Like feline immunodeficiency virus (FIV), feline leukaemia virus (FeLV) belongs to the retroviruses.
Prevalence of FeLV in Germany is less than 1%, with regional differences. Not only cats, but also other felids are susceptible to FeLV. In particular, kittens and cats from multi-cat households are affected, as FeLV is transmitted directly from cat to cat. The main source of transmission is saliva, but other secretions and excretions can also be infectious. In most cases, cats develop an oropharyngeal infection. The virus penetrates the mucous membranes and multiplies there as well as in the tonsils and the retropharyngeal lymph nodes. While some cats with abortive infection are able to fight the virus in a way that no viraemia occurs, other cats develop viraemia which can be detected by an antigen test. If it can be overcome by the cat, it is called transient viraemia. It is therefore always advisable to retest a cat that is positive in the antigen test at a later time.

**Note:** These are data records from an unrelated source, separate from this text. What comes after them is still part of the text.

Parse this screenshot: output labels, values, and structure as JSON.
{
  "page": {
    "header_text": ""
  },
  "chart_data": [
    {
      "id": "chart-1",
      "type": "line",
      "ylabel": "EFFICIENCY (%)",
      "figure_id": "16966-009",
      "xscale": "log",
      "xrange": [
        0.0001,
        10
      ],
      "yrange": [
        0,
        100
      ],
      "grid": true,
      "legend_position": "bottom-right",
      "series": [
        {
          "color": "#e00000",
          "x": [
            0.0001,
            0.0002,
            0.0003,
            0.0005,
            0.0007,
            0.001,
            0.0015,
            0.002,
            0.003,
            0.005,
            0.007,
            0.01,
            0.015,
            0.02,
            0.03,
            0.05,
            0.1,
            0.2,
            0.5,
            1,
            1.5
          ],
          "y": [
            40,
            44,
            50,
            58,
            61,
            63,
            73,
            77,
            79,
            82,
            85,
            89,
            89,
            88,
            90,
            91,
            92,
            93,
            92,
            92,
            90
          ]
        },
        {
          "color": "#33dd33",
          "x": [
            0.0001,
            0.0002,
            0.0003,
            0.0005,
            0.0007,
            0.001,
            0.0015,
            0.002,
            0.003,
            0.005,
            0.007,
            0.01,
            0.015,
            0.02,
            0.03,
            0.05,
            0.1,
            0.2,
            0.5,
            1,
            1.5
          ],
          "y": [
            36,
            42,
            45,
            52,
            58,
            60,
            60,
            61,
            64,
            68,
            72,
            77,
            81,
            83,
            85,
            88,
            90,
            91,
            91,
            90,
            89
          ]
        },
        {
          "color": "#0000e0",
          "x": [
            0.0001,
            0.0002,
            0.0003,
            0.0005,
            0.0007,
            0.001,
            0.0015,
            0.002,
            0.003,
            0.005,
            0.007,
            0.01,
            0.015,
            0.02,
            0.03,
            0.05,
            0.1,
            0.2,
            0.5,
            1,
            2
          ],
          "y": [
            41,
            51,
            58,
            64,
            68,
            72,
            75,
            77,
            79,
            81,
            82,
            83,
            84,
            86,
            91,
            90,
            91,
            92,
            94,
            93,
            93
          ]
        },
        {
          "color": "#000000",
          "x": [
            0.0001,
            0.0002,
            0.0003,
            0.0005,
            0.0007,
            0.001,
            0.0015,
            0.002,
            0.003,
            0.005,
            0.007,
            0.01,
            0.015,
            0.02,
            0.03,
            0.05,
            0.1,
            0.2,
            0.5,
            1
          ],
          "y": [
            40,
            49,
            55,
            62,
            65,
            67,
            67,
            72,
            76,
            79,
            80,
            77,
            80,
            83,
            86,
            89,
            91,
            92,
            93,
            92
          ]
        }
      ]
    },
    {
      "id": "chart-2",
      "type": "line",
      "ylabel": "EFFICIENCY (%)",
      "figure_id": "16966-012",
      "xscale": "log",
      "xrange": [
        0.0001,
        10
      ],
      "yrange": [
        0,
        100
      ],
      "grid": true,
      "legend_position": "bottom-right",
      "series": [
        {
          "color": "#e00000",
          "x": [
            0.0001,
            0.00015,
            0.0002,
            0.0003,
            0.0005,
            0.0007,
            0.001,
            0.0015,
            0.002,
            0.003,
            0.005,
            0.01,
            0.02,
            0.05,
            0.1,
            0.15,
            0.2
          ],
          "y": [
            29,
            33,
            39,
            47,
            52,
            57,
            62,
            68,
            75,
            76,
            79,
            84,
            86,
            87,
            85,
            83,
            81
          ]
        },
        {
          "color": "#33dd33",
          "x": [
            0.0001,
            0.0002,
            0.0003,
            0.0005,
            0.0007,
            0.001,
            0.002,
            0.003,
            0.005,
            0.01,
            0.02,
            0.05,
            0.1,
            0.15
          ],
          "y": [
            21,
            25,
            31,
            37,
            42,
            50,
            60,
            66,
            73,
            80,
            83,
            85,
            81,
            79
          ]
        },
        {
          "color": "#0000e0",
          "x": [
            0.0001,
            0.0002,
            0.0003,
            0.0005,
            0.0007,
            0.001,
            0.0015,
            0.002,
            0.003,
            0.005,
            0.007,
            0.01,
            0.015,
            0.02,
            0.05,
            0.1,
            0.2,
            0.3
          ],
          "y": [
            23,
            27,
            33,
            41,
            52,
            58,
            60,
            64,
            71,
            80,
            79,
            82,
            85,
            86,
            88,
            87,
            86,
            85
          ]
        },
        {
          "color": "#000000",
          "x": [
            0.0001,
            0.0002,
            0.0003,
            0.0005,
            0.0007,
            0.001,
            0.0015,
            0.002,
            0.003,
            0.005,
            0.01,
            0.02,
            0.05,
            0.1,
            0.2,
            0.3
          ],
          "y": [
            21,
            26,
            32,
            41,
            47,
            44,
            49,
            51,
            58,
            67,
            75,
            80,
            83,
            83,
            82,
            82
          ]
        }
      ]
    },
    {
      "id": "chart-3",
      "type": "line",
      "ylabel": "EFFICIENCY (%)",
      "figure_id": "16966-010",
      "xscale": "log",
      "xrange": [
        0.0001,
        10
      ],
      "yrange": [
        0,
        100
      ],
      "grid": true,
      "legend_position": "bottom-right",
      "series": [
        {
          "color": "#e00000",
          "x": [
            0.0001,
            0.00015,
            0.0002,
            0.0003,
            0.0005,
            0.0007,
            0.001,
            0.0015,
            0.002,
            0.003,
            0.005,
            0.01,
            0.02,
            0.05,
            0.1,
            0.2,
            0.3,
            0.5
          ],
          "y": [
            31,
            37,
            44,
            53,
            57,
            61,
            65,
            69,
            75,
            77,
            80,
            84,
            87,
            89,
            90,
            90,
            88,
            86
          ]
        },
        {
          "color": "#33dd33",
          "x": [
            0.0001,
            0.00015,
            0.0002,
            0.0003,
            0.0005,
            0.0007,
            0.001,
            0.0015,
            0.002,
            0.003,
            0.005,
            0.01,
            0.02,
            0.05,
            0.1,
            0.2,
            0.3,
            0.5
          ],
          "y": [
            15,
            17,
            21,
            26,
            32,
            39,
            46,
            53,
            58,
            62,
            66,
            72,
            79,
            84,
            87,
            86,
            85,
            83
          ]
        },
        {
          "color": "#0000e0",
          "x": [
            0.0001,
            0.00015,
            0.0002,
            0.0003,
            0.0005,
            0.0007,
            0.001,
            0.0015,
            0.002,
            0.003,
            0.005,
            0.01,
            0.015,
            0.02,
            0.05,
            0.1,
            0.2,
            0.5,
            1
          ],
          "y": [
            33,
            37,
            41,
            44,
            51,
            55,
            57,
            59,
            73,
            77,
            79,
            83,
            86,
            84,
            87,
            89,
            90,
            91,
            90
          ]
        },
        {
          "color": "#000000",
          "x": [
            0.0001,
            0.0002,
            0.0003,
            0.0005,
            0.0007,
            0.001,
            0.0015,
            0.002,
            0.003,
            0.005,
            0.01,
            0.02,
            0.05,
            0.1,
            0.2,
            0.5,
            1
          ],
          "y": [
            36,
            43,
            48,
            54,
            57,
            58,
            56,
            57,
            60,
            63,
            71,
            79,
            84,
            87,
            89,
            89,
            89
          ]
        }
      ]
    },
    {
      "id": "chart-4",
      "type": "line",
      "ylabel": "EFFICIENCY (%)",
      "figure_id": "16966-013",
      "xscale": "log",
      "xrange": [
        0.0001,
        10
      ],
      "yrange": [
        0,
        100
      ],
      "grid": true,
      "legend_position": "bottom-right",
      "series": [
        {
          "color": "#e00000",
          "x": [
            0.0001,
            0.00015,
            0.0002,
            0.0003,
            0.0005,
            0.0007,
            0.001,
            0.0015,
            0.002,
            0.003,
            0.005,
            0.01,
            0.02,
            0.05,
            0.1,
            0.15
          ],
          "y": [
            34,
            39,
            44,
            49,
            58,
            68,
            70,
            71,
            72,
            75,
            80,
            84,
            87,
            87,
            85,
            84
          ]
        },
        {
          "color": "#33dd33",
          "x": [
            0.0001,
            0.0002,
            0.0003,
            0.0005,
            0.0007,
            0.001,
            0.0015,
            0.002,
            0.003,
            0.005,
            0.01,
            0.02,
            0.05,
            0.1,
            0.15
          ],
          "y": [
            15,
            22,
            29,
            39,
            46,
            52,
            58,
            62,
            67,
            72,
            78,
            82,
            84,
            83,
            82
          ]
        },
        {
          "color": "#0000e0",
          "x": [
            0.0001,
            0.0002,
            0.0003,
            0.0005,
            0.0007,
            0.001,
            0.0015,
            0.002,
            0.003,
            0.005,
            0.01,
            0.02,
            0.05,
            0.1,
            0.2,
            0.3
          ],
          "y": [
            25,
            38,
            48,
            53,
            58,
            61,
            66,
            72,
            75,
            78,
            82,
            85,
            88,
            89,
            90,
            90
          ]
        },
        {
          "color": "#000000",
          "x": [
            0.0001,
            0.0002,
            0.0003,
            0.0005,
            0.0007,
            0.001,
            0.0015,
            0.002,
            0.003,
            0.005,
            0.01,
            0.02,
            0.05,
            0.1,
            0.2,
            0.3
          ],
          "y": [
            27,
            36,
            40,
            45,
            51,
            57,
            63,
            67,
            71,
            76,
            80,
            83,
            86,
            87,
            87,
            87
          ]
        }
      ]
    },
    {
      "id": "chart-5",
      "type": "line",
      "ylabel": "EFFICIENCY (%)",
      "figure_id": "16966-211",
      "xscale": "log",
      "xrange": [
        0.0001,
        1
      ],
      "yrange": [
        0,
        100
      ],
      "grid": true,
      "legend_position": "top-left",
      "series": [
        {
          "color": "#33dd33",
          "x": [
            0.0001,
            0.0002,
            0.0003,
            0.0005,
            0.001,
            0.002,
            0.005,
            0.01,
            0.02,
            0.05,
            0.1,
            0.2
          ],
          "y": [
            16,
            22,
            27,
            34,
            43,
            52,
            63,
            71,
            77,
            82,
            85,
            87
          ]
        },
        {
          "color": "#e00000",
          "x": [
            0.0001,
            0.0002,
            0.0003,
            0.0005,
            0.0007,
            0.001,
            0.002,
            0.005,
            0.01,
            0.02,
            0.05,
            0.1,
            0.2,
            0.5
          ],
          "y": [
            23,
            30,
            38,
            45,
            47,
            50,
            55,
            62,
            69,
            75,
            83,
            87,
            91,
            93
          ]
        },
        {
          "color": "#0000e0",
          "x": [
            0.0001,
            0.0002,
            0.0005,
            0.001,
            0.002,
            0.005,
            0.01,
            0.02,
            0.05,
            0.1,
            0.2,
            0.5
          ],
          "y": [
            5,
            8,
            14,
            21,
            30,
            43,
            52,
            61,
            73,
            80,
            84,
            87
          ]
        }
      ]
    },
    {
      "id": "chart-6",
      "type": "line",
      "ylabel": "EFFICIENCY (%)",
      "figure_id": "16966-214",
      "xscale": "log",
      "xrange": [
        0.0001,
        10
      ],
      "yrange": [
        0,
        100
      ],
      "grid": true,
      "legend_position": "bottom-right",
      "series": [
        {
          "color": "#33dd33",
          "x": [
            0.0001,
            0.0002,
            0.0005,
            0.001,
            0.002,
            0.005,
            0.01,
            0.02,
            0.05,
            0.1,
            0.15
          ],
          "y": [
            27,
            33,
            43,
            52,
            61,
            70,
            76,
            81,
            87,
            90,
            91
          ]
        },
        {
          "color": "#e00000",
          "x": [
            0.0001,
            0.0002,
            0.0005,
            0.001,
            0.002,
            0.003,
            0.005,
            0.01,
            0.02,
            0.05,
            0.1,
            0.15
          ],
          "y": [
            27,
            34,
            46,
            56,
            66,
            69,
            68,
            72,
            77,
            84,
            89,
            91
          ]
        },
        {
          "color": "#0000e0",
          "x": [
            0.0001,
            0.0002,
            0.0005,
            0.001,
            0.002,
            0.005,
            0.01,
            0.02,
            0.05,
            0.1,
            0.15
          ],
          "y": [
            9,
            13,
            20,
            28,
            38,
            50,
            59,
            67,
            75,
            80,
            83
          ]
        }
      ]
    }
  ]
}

However, some cats do not succeed in fighting off the virus sufficiently, so that the bone marrow becomes infected as well. As a result, provirus PCR is positive, regardless of whether the virus continues to circulate in the blood (progressive infection) or not (regressive infection).
Cats with progressive infection usually have the worst prognosis, younger animals are more often affected by progressive infection than older ones.